ECLI:NL:RBZWB:2023:9100

Rechtbank Zeeland-West-Brabant

Datum uitspraak
15 december 2023
Publicatiedatum
22 december 2023
Zaaknummer
AWB- 22_5895
Instantie
Rechtbank Zeeland-West-Brabant
Type
Uitspraak
Rechtsgebied
Bestuursrecht
Procedures
  • Eerste aanleg - enkelvoudig
Vindplaatsen
  • Rechtspraak.nl
AI samenvatting door LexboostAutomatisch gegenereerd

Intrekking van bijstandsuitkering op grond van de Participatiewet na schending van de inlichtingenplicht

In deze uitspraak beoordeelt de rechtbank het beroep van eiser tegen de intrekking van zijn recht op een uitkering op grond van de Participatiewet. Eiser had sinds 12 juli 2021 een bijstandsuitkering van het college van burgemeester en wethouders van de gemeente Breda. Het college heeft op 4 juli 2022 besloten om eisers recht op uitkering in te trekken per 1 januari 2022 en te beëindigen per 9 juni 2022, omdat eiser volgens het college werkzaamheden verrichtte in een bedrijf zonder dit te melden, wat een schending van de inlichtingenplicht opleverde. Eiser betwistte de intrekking en stelde dat hij enkel een vriend hielp en geen op geld waardeerbare activiteiten verrichtte.
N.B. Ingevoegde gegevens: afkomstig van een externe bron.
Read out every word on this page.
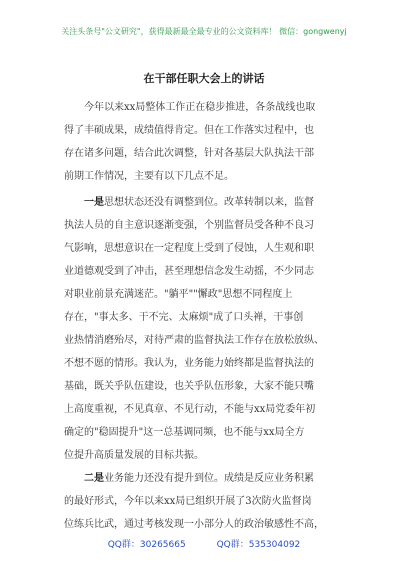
关注头条号"公文研究"，获得最新最全最专业的公文资料库！ 微信：gongwenyj
在干部任职大会上的讲话
今年以来xx局整体工作正在稳步推进，各条战线也取
得了丰硕成果，成绩值得肯定。但在工作落实过程中，也
存在诸多问题，结合此次调整，针对各基层大队执法干部
前期工作情况，主要有以下几点不足。
一是思想状态还没有调整到位。改革转制以来，监督
执法人员的自主意识逐渐变强，个别监督员受各种不良习
气影响，思想意识在一定程度上受到了侵蚀，人生观和职
业道德观受到了冲击，甚至理想信念发生动摇，不少同志
对职业前景充满迷茫。"躺平""懈政"思想不同程度上
存在，"事太多、干不完、太麻烦"成了口头禅，干事创
业热情消磨殆尽，对待严肃的监督执法工作存在放松放纵、
不想不愿的情形。我认为，业务能力始终都是监督执法的
基础，既关乎队伍建设，也关乎队伍形象，大家不能只嘴
上高度重视，不见真章、不见行动，不能与xx局党委年初
确定的"稳固提升"这一总基调同频，也不能与xx局全方
位提升高质量发展的目标共振。
二是业务能力还没有提升到位。成绩是反应业务积累
的最好形式，今年以来xx局已组织开展了3次防火监督岗
位练兵比武，通过考核发现一小部分人的政治敏感性不高，
QQ群：30265665	QQ群：535304092
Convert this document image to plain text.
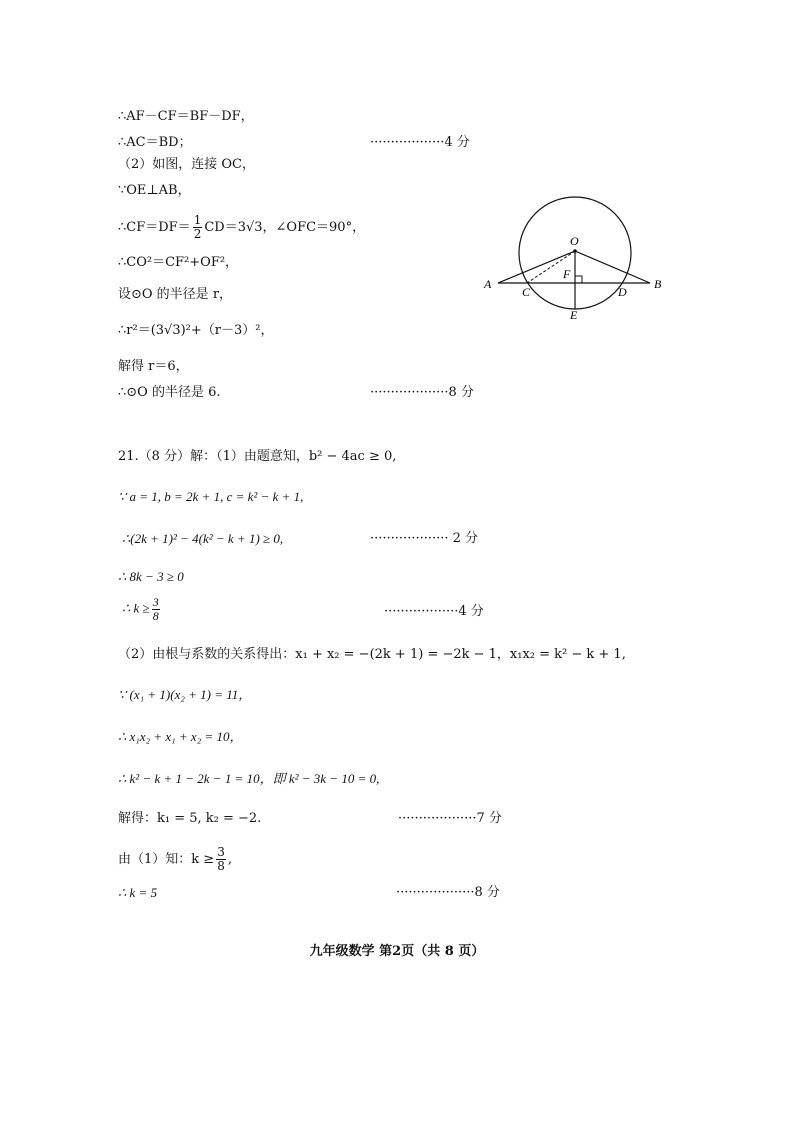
∴AF－CF＝BF－DF，
∴AC＝BD；	··················4 分
（2）如图，连接 OC，
∵OE⊥AB，
∴CF＝DF＝ $\frac{1}{2} CD=3√3$，∠OFC＝90°，
∴CO²＝CF²+OF²，
设⊙O 的半径是 r，
∴r²＝(3√3)²+（r－3）²，
解得 r＝6，
∴⊙O 的半径是 6.	···················8 分
O
A	B
C	D
E
F
21.（8 分）解：（1）由题意知，b² − 4ac ≥ 0,
∵ a = 1, b = 2k + 1, c = k² − k + 1,
∴(2k + 1)² − 4(k² − k + 1) ≥ 0,	··················· 2 分
∴ 8k − 3 ≥ 0
∴ $k \ge \frac{3}{8}$	··················4 分
（2）由根与系数的关系得出：x₁ + x₂ = −(2k + 1) = −2k − 1，x₁x₂ = k² − k + 1,
∵ (x₁ + 1)(x₂ + 1) = 11，
∴ x₁x₂ + x₁ + x₂ = 10，
∴ k² − k + 1 − 2k − 1 = 10，即 k² − 3k − 10 = 0,
解得：k₁ = 5, k₂ = −2.	···················7 分
由（1）知：$k \ge \frac{3}{8}$ ,
∴ k = 5	···················8 分
九年级数学 第2页（共 8 页）
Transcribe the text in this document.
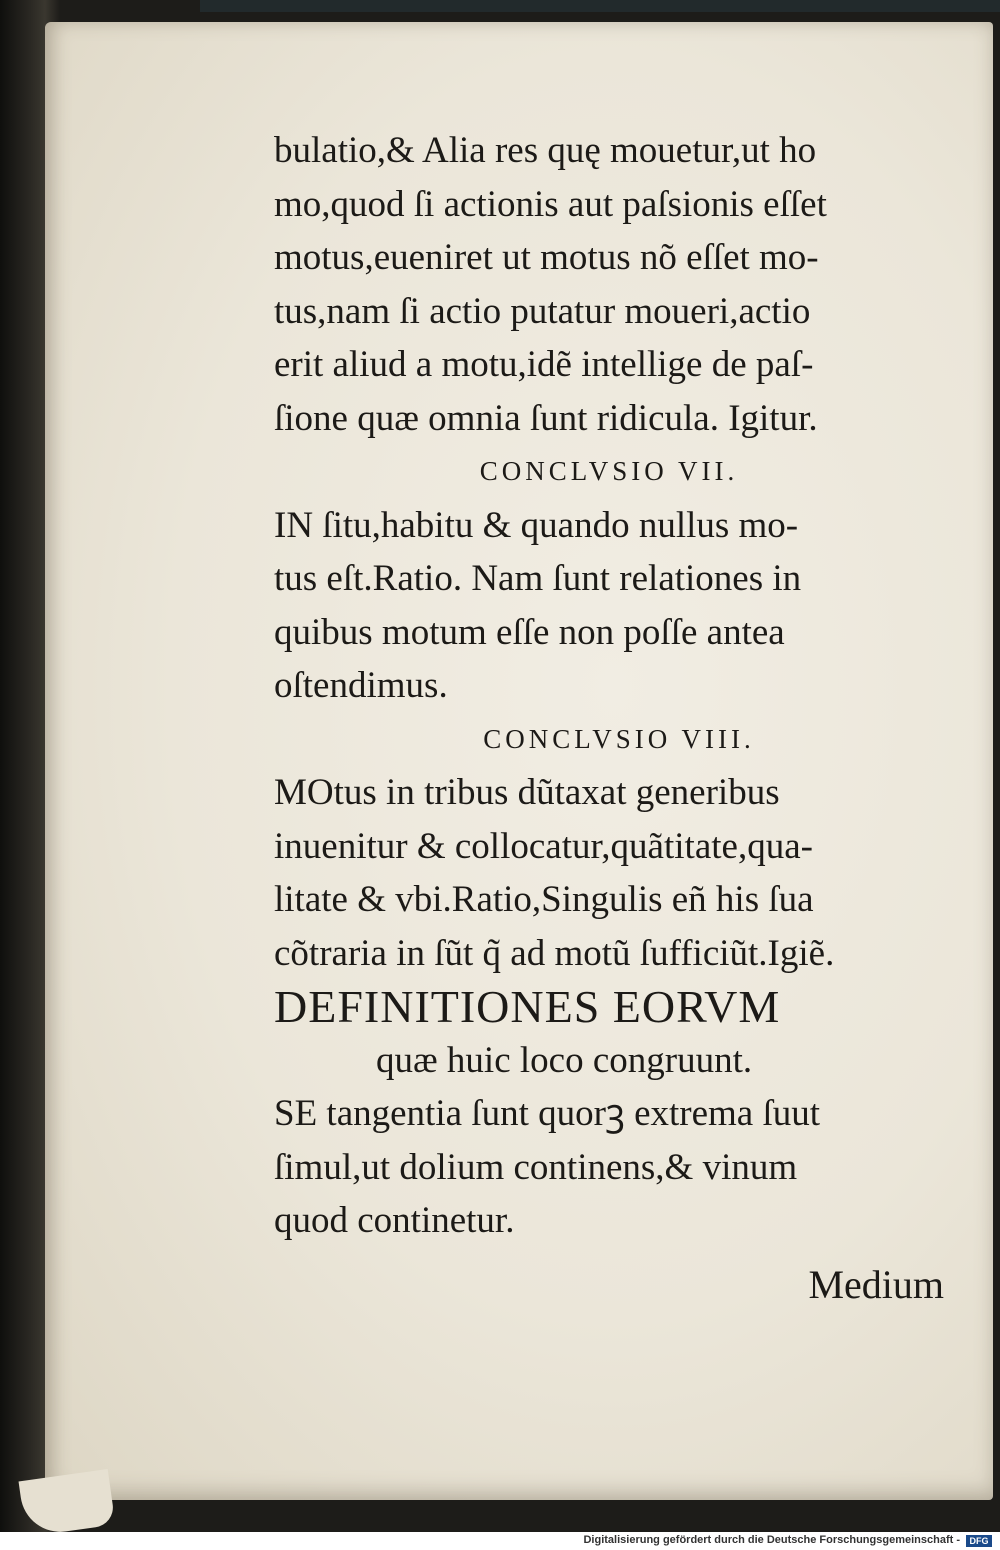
bulatio,& Alia res quę mouetur,ut ho
mo,quod ſi actionis aut paſsionis eſſet
motus,eueniret ut motus nõ eſſet mo-
tus,nam ſi actio putatur moueri,actio
erit aliud a motu,idẽ intellige de paſ-
ſione quæ omnia ſunt ridicula. Igitur.
CONCLVSIO VII.
IN ſitu,habitu & quando nullus mo-
tus eſt.Ratio. Nam ſunt relationes in
quibus motum eſſe non poſſe antea
oſtendimus.
CONCLVSIO VIII.
MOtus in tribus dũtaxat generibus
inuenitur & collocatur,quãtitate,qua-
litate & vbi.Ratio,Singulis eñ his ſua
cõtraria in ſũt q̃ ad motũ ſufficiũt.Igiẽ.
DEFINITIONES EORVM
quæ huic loco congruunt.
SE tangentia ſunt quorꝫ extrema ſuut
ſimul,ut dolium continens,& vinum
quod continetur.
Medium
Digitalisierung gefördert durch die Deutsche Forschungsgemeinschaft -	DFG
De rechtbank heeft op 24 november 2023 de zaak behandeld, waarbij eiser en zijn gemachtigde aanwezig waren, evenals vertegenwoordigers van het college. De rechtbank oordeelde dat het college op basis van waarnemingen en verklaringen kon concluderen dat eiser op geld waardeerbare werkzaamheden had verricht. De rechtbank benadrukte dat de intentie van de werkzaamheden niet relevant is voor de beoordeling van het recht op bijstand. Eiser had geen melding gemaakt van zijn werkzaamheden, wat leidde tot de conclusie dat hij de inlichtingenplicht had geschonden.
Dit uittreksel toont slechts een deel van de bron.